Cordless Or Wireless
Weighting 465 g, the device with a total height of about 7 cm came in a c. 12 cm diameter hemispherical injection-molded thermoplastic casing featuring one central push button. Since around the late 1990s, the three-button scrollmouse has become the de facto standard. Users most commonly employ the second button to invoke a contextual menu in the computer’s software user interface, which contains options specifically tailored to the interface element over which the mouse cursor currently sits.
By 1982, the Xerox 8010 was probably the best-known computer with a mouse. Hawley, who manufactured mice for Xerox, stated that “Practically, I have the market all to myself right now”; a Hawley mouse cost $415. In 1982, Logitech introduced the P4 Mouse at the Comdex trade show in Las Vegas, its first hardware mouse. That same year Microsoft made the decision to make the MS-DOS program Microsoft Word mouse-compatible, and developed the first PC-compatible mouse. Microsoft’s mouse shipped in 1983, thus beginning the Microsoft Hardware division of the company.
This new design incorporated a single hard rubber mouseball and three buttons, and remained a common design until the mainstream adoption of the scroll-wheel mouse during the 1990s. In 1985, René Sommer added a microprocessor to Nicoud’s and Guignard’s design.

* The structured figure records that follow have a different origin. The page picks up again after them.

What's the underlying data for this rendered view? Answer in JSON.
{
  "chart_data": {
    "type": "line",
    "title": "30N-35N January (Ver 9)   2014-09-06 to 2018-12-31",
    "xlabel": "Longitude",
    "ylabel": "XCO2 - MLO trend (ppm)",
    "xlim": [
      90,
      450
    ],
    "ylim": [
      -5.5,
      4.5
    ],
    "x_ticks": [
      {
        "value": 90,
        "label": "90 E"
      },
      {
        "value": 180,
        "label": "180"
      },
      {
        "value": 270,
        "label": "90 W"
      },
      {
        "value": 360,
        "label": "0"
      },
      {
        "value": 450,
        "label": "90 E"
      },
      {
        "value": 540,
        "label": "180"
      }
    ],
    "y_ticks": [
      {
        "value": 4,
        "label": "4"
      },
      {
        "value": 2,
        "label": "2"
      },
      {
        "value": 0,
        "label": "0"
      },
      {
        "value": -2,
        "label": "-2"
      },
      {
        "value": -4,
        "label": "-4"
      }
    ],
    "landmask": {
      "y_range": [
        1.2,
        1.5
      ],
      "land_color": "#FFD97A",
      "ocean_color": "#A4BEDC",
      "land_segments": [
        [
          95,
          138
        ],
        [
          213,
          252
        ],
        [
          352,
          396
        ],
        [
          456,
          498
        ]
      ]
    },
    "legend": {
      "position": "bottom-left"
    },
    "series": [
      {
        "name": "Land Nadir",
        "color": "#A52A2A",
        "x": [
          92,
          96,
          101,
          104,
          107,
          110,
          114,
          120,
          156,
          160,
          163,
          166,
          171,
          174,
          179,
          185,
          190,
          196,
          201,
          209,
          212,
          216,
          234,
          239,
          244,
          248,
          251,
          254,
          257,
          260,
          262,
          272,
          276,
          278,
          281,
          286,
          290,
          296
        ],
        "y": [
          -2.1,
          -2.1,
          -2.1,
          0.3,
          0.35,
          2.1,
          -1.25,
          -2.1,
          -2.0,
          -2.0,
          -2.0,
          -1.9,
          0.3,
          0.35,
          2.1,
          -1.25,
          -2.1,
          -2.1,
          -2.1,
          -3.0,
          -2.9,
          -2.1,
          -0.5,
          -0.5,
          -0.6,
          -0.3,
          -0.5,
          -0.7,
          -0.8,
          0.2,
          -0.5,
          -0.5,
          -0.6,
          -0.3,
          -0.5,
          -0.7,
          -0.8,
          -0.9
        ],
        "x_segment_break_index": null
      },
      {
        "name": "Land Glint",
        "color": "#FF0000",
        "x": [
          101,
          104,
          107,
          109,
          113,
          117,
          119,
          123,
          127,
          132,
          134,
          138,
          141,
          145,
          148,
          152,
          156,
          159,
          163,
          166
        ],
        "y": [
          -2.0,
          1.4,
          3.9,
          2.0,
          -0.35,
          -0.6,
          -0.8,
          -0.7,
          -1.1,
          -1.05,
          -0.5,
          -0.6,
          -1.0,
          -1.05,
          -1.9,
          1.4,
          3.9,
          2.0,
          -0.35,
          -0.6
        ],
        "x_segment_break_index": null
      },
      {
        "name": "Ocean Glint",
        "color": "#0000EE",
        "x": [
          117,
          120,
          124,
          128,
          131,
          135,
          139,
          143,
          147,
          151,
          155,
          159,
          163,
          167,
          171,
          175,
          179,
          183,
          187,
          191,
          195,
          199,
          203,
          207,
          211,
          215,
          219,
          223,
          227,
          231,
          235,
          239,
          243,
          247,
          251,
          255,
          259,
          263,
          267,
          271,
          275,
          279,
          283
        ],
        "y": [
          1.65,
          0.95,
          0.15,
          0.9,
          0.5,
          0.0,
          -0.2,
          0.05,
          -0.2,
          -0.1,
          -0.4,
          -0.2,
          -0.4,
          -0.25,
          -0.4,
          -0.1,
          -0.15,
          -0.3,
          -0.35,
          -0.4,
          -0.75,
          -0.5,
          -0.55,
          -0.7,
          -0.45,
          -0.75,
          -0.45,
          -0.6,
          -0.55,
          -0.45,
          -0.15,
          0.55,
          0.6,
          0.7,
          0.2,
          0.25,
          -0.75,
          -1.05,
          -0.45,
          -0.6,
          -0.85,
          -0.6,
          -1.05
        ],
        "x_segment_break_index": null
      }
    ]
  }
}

Through this innovation, Sommer is credited with inventing a significant component of the mouse, which made it more “intelligent”; though optical mice from Mouse Systems had incorporated microprocessors by 1984. The relative movements of the mouse on the surface are applied to the position of the pointer on the screen, which signals the point where actions of the user take place, so hand movements are replicated by the pointer. Clicking or pointing can select files, programs or actions from a list of names, or through small images called “icons” and other elements. For example, a text file might be represented by a picture of a paper notebook and clicking while the cursor points at this icon might cause a text editing program to open the file in a window.